Acontece que essa é a realidade de poucos no país, de alunos que tenham suporte educacional, familiar e emocional suficientes para dedicar-se arduamente aos estudos e conquistar uma vaga em instituição de ensino pública. Nas universidades particulares, a situação não é diferente, pois há competitividade acirrada. Além disso, o aluno também precisa ter uma boa formação e despender recursos financeiros vultosos para pagar as mensalidades do curso de Medicina, que costumam custar cerca de dez salários mínimos por mês.

Por isso, os desafios para tornar a formação médica mais acessível e inclusiva são muitos e as políticas de financiamento existentes não são suficientes para promover, de fato, oportunidade para distintos perfis de alunos.

Há ainda que se destacar a necessidade de contratação constante de médicos para o Sistema Único de Saúde, especialmente para cidades do interior, que são as que mais sofrem com déficit de profissionais da área da saúde.

Tratarei abaixo sobre as possibilidades para cursar Medicina no Brasil, com auxílio governamental, os desafios inerentes das políticas públicas, que demandam fiscalização dos órgãos de controle, além do considerável número de brasileiros formados em Medicina no exterior, que enfrentam impasses para revalidação de seu diploma – condição essencial para o exercício da profissão.

O objetivo é de oferecer panorama sobre a formação médica no Brasil, sob o ponto de vista dos auxílios governamentais, seus impasses de ordem prática — que impactam nas políticas públicas de subvenção –, e o caminho trilhado por brasileiros que foram estudar Medicina em países fronteiriços.

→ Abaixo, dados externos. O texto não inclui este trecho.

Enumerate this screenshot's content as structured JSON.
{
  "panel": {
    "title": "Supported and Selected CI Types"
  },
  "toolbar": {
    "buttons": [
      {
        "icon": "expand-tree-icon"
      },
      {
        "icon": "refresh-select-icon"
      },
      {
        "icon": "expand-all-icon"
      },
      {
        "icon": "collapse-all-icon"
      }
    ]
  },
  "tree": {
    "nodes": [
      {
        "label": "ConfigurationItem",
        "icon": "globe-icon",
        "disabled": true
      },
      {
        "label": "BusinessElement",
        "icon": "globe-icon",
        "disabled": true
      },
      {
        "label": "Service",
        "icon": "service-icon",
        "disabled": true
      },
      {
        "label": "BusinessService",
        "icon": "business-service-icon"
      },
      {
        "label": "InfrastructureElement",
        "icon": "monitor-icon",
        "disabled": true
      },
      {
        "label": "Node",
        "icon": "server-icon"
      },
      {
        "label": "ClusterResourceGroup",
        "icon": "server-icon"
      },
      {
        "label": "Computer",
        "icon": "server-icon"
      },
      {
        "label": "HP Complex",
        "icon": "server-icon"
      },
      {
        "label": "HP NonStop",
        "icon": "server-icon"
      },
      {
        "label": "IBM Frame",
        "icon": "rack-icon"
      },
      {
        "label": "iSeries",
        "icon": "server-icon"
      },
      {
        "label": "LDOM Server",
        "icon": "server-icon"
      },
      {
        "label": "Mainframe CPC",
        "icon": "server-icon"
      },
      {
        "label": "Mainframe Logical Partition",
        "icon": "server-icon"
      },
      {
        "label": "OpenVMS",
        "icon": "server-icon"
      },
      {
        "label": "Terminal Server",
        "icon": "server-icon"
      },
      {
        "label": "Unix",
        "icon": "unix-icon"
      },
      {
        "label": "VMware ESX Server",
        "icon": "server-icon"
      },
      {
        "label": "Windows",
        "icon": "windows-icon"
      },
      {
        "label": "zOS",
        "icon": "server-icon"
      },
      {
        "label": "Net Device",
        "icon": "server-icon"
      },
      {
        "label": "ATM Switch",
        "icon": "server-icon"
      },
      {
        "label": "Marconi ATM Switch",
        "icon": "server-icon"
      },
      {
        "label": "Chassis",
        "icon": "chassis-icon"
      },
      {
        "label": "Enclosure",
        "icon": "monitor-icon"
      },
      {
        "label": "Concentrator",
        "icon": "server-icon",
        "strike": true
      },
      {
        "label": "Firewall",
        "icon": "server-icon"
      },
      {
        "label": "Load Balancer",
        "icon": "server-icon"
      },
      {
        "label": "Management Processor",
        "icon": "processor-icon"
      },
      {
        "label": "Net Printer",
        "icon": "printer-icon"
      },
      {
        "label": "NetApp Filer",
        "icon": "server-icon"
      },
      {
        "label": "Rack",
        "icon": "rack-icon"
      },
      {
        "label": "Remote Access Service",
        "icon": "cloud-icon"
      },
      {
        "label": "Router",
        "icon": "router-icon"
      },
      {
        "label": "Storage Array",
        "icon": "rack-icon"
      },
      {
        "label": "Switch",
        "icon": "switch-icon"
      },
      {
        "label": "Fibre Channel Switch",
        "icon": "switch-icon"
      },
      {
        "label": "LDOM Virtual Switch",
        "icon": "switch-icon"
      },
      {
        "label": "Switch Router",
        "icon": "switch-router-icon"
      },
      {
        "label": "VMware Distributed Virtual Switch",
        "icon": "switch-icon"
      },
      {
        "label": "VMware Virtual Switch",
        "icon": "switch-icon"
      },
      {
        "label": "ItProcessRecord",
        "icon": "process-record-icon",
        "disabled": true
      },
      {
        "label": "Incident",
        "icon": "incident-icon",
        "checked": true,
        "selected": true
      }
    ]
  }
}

Assim, é possível pensar em soluções para os singelos diagnósticos dispostos adiante. Evidentemente, o Direito pode contribuir para esta empreitada, permitindo-se aperfeiçoamento dos programas existentes e que as mudanças ocorram mediante amplo diálogo entre os setores envolvidos.

 

As bolsas governamentais

Para aqueles que não tenham condições de arcar com as mensalidades, há bolsas do governo para alunos oriundos de famílias de baixa renda. É o caso do PROUNI, que exige que o aluno tenha cursado todo o Ensino Médio em escola pública ou tenha sido bolsista integral em escola particular. No caso do FIES, o governo financia o curso ao aluno, que, após a conclusão, deve devolver o valor ao governo com reduzidas taxas de juros.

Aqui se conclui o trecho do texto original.